For the prompt at the beginning, I left in the '' and 'UNKNOWN_WORD' tokens.
Model Comparisons
Overall, the character model was, not surprisingly, quicker to train because the output layer required a prediction of around 150 characters as opposed to the thousands of words that the word model was trying to predict.
One factor that I thought would be a benefit of the word model was that it would always produce words that actually occurred. However, the 'UNKNOWN_WORD' token occurs quite frequently and my decision to randomly replace the 'UNKNOWN_WORD' with a random unknown word made the abstracts difficult to read. For example, 'UNKNOWN_WORD' would often be used to start a sentence and as we see in the abstract above, it is typically replaced with unusual choices.
Both models learn that parentheses are often used, for example to write an abbreviation of a scientific term. Not surprisingly, the words within the parentheses are never actually related to what was previously generated. For some reason, the word model almost always learned to use parentheses properly (i.e. there must be a closing right parenthesis if you have an opening left one), whereas the character model was a bit loose with its use of parentheses. Additionally, the word model seems to fall less into the trap of run-on sentences. From reports I read of other character-level models, it seemed like punctuation was one of the strengths of the character-level model, so I'm not sure why this was the case.
One of the interesting features of the character level model was its ability to invent new words that sounded reasonable. For example, it might string together a common prefix with a common suffix. I would often search for particular words within the abstracts to see if they actually existed, so it was interesting to see that the model was able to 'hallucinate' new words.
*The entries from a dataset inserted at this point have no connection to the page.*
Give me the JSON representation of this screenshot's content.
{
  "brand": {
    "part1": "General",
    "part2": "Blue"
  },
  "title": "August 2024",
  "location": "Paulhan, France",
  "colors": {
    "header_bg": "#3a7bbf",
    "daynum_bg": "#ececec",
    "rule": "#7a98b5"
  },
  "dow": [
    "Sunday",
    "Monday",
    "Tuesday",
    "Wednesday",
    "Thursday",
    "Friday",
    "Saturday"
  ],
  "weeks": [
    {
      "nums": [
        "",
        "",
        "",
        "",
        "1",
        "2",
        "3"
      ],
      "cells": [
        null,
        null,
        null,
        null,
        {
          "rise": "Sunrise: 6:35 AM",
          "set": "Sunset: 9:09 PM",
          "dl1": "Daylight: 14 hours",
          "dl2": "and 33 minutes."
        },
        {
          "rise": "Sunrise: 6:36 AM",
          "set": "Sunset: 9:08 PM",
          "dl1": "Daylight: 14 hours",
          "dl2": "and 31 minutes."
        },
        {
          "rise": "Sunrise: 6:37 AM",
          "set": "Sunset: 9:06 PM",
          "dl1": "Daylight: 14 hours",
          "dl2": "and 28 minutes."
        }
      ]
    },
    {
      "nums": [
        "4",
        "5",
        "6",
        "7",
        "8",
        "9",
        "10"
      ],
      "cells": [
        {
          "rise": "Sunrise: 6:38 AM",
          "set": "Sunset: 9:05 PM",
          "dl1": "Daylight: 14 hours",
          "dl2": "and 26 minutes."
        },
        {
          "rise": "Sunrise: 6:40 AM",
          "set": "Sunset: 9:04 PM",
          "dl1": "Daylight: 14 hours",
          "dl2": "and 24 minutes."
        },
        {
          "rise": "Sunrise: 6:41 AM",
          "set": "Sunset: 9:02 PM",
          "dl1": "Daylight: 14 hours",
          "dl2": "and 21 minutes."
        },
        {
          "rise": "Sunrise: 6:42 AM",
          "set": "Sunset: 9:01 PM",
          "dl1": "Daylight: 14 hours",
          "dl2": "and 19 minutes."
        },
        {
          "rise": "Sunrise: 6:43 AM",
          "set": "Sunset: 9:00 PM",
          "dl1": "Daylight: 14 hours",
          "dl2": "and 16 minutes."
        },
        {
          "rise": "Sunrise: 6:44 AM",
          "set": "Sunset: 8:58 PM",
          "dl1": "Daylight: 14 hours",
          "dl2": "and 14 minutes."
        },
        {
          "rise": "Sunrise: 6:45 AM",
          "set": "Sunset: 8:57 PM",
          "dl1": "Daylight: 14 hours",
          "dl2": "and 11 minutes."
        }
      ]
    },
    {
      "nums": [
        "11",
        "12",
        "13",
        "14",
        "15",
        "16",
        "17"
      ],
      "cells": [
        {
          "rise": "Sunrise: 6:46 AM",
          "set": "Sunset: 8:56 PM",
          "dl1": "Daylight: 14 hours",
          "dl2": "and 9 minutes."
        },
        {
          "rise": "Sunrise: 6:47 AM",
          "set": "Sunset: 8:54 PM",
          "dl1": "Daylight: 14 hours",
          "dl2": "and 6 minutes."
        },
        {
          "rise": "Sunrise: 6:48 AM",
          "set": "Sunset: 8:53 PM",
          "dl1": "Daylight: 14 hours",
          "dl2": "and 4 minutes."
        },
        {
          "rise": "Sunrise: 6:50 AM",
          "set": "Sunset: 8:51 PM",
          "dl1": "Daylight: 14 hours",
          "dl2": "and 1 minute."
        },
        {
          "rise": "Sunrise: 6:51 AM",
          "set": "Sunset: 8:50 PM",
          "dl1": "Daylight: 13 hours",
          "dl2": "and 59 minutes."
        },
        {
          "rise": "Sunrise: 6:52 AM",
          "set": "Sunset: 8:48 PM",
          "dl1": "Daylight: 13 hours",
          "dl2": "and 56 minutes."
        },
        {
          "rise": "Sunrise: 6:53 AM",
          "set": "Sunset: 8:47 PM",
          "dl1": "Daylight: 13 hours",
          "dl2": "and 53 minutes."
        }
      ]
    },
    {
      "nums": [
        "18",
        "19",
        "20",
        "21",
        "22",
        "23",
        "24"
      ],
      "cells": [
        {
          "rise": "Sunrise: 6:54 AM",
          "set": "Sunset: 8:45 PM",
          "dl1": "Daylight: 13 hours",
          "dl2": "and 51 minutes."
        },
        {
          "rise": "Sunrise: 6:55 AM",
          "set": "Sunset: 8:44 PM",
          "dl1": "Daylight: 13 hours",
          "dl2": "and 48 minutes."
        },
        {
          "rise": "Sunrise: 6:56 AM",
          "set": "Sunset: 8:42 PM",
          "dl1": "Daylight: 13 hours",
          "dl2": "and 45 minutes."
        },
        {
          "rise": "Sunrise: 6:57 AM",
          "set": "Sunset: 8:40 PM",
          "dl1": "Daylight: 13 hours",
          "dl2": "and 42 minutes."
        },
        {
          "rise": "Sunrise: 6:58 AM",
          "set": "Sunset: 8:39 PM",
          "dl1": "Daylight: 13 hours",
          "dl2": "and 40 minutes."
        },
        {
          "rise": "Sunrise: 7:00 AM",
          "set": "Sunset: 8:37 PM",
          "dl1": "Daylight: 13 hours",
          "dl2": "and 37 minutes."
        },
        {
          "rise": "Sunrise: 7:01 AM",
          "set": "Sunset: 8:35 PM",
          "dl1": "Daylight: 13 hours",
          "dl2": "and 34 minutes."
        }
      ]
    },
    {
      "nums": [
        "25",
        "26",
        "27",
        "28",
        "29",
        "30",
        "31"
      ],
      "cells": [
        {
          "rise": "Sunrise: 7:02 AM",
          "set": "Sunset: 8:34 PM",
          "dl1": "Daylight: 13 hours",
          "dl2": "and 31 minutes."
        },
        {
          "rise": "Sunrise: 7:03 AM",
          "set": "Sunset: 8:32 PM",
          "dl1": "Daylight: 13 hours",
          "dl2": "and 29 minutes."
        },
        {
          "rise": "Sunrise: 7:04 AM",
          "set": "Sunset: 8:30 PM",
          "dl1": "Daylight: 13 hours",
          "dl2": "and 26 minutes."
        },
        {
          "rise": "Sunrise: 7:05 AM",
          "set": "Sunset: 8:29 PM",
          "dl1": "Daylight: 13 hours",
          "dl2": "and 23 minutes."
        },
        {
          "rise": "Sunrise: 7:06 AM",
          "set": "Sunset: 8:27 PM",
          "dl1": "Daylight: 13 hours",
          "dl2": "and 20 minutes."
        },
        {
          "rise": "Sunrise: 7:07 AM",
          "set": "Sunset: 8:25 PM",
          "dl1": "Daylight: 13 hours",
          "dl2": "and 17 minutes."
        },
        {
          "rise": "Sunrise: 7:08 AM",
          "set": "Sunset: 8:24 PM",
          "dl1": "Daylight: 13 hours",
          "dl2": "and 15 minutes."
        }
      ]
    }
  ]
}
Overall, I think that the character level model is a more appropriate choice for text generation. One of its greatest advantages is simply its readability. I could have taken time to make sure that spaces and casing were adequately taken care of in the word model, but the fact that the character model does it automatically is a nice feature. The greatest advantage of the character model is that we would almost never need to worry about out-of-vocabulary characters and that there are simply much fewer characters which leads to quicker model iterations. Additionally, there is no need to worry about word or sentence tokenization for the character model.
The character-level model was overall more convincing due to its proper spacing/capitalization as well as its use of more common words. It simply had more of the look and feel of a real abstract.